Ultimately, Mr. Bray's proposal for how to train these computers is quite similar to how the generative AI models are actually built: by feeding in enough literary data, he surmises, the machine could learn to detect the statistical patterns involved between all the literary elements, and use it to create something like the pure Platonic form of narrative art. The only difference is that Mr. Bray didn't have the internet at his disposal in 1972, and its endless terabytes of data—so he imagines feeding libraries of reference materials into the machine instead. "[H]e began programming his machine," says the narrator, "to compose, not hypothetical fictions, but the 'Complete,' the 'Final Fiction.' Into its maw [...] he fed all the 50,000-odd entries in 'Thompson's Motif-Index of Folk Literature [etc....] Thus equipped, the machine was to analyze the corpus of existing fiction [...] and reduce the ideal to a mathematical model," thereby eventually generating the "quintessential fiction." 

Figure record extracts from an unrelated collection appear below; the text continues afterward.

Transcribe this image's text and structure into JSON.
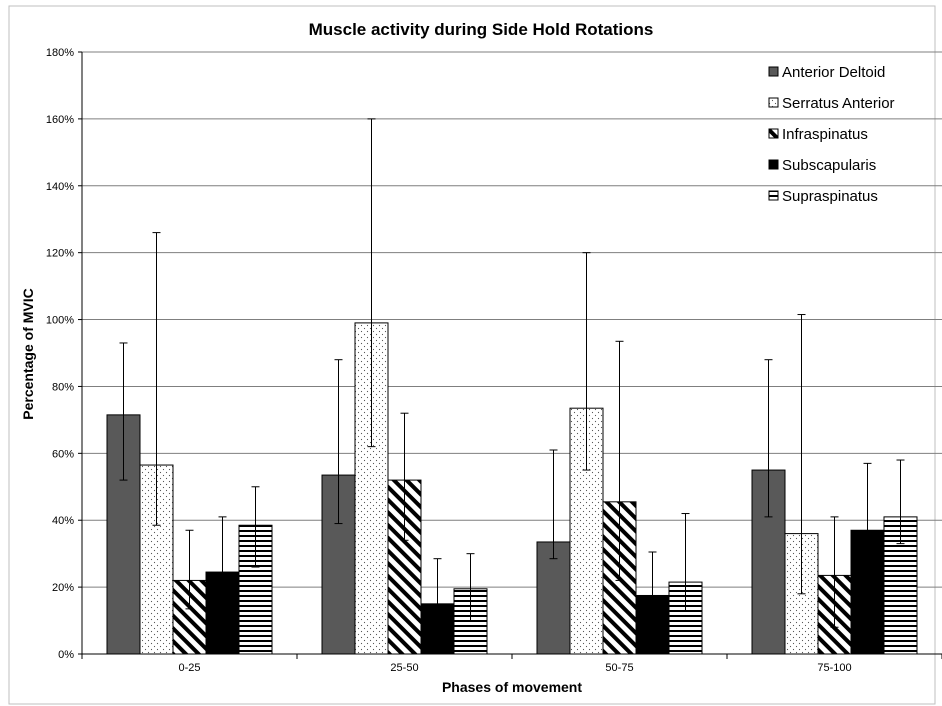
{
  "chart_data": {
    "type": "bar",
    "title": "Muscle activity during Side Hold Rotations",
    "xlabel": "Phases of movement",
    "ylabel": "Percentage of MVIC",
    "categories": [
      "0-25",
      "25-50",
      "50-75",
      "75-100"
    ],
    "ylim": [
      0,
      180
    ],
    "yticks": [
      0,
      20,
      40,
      60,
      80,
      100,
      120,
      140,
      160,
      180
    ],
    "ytick_labels": [
      "0%",
      "20%",
      "40%",
      "60%",
      "80%",
      "100%",
      "120%",
      "140%",
      "160%",
      "180%"
    ],
    "grid": true,
    "legend_position": "top-right",
    "error_bars": true,
    "series": [
      {
        "name": "Anterior Deltoid",
        "pattern": "solid-gray",
        "color": "#595959",
        "values": [
          71.5,
          53.5,
          33.5,
          55
        ],
        "err_low": [
          52,
          39,
          28.5,
          41
        ],
        "err_high": [
          93,
          88,
          61,
          88
        ]
      },
      {
        "name": "Serratus Anterior",
        "pattern": "dotted",
        "color": "#ffffff",
        "values": [
          56.5,
          99,
          73.5,
          36
        ],
        "err_low": [
          38.5,
          62,
          55,
          18
        ],
        "err_high": [
          126,
          160,
          120,
          101.5
        ]
      },
      {
        "name": "Infraspinatus",
        "pattern": "diagonal-hatch",
        "color": "#ffffff",
        "values": [
          22,
          52,
          45.5,
          23.5
        ],
        "err_low": [
          13.5,
          34,
          22,
          8
        ],
        "err_high": [
          37,
          72,
          93.5,
          41
        ]
      },
      {
        "name": "Subscapularis",
        "pattern": "solid-black",
        "color": "#000000",
        "values": [
          24.5,
          15,
          17.5,
          37
        ],
        "err_low": [
          13.5,
          10,
          13,
          26
        ],
        "err_high": [
          41,
          28.5,
          30.5,
          57
        ]
      },
      {
        "name": "Supraspinatus",
        "pattern": "horizontal-hatch",
        "color": "#ffffff",
        "values": [
          38.5,
          19.5,
          21.5,
          41
        ],
        "err_low": [
          26,
          10,
          13,
          33
        ],
        "err_high": [
          50,
          30,
          42,
          58
        ]
      }
    ]
  }
}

This is what I mean when I say that Barth's angst about the obsolescence of the literary author, far from being overstated, was merely ahead of its time. What appears in this novel as a kind of sci-fi conceit, to illustrate the larger problem of the exhaustion of literary forms through their endless repetition and the excessive self-consciousness of the modern, has become, in the third decade of the twenty-first century, a kind of literal threat. If Barth felt that literary form was already at risk of being used up in 1972, how much more then must we share his anxieties today—especially those of us who work in any kind of writing or communication field—when it is actually possible to train machines on the corpus of an author—or on videos of their movements and expression—and produce convincing machine-generated imitations and likenesses. The thought of a Mr. Bray using a chatbot to create parody versions of Barth novels, or sequels to Barth's works that the true author never penned, is closer now to reality than ever before. 

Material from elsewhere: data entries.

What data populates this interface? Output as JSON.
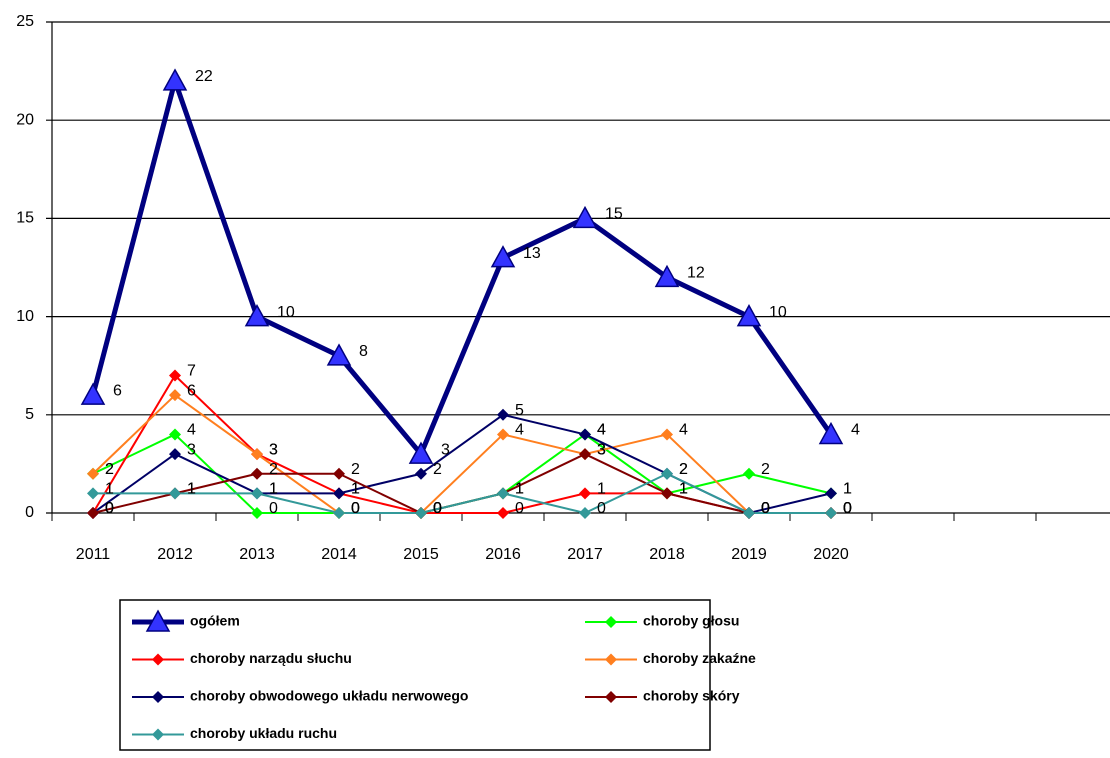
{
  "chart_data": {
    "type": "line",
    "categories": [
      "2011",
      "2012",
      "2013",
      "2014",
      "2015",
      "2016",
      "2017",
      "2018",
      "2019",
      "2020",
      null,
      null,
      null
    ],
    "series": [
      {
        "name": "ogółem",
        "color": "#000080",
        "marker_color": "#3333ff",
        "marker": "triangle",
        "width": 5,
        "values": [
          6,
          22,
          10,
          8,
          3,
          13,
          15,
          12,
          10,
          4,
          null,
          null,
          null
        ]
      },
      {
        "name": "choroby  głosu",
        "color": "#00ff00",
        "marker": "diamond",
        "width": 2,
        "values": [
          2,
          4,
          0,
          0,
          0,
          1,
          4,
          1,
          2,
          1,
          null,
          null,
          null
        ]
      },
      {
        "name": "choroby narządu słuchu",
        "color": "#ff0000",
        "marker": "diamond",
        "width": 2,
        "values": [
          0,
          7,
          3,
          1,
          0,
          0,
          1,
          1,
          0,
          0,
          null,
          null,
          null
        ]
      },
      {
        "name": "choroby zakaźne",
        "color": "#ff7f1f",
        "marker": "diamond",
        "width": 2,
        "values": [
          2,
          6,
          3,
          0,
          0,
          4,
          3,
          4,
          0,
          0,
          null,
          null,
          null
        ]
      },
      {
        "name": "choroby obwodowego układu nerwowego",
        "color": "#000066",
        "marker": "diamond",
        "width": 2,
        "values": [
          0,
          3,
          1,
          1,
          2,
          5,
          4,
          2,
          0,
          1,
          null,
          null,
          null
        ]
      },
      {
        "name": "choroby skóry",
        "color": "#800000",
        "marker": "diamond",
        "width": 2,
        "values": [
          0,
          1,
          2,
          2,
          0,
          1,
          3,
          1,
          0,
          0,
          null,
          null,
          null
        ]
      },
      {
        "name": "choroby układu ruchu",
        "color": "#339999",
        "marker": "diamond",
        "width": 2,
        "values": [
          1,
          1,
          1,
          0,
          0,
          1,
          0,
          2,
          0,
          0,
          null,
          null,
          null
        ]
      }
    ],
    "ylim": [
      0,
      25
    ],
    "yticks": [
      0,
      5,
      10,
      15,
      20,
      25
    ],
    "grid": true,
    "data_labels": true,
    "legend": "bottom"
  }
}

But if that really is the extreme situation that we confront—the long-heralded Death of the Author, except not through annihilation, but rather through redundancy—we are nonetheless no more entitled to despair now in 2023 than Barth was at the time he wrote his great collections of metafiction. His advice then has merely become more timely and urgent. Now as then, the only way out is through. We cannot unwind the progress of technology or of the development of literary forms. We cannot rediscover a naive and unselfconscious position vis-a-vis literary artifice any more than we can un-design technological innovations that have already been unleashed on the world. We therefore have no choice but to work with these developments, and to do so within the epoch of history we have found ourselves. We are going to have to make of "ultimacy" itself something new—to turn the Death of the Author, paradoxically, into the Author's next great act. 

How to do that? Plainly, we will need a novel whose great theme is the very difficulty of using human subjectivity to find something to say, that needs saying, when everything sayable can seemingly be said by machines. Perhaps one will be able to find material for this theme through, as Barth describes his own methods in this collection, "go[ing] forward by going back, to the very roots and springs of story." I cannot more than echo Barth's hints at the direction such a literature might take. But it seems clear to me that we need a Barthian metafiction for the age of AI. And that is why Chimera and the author's other classic works are worth rediscovering today.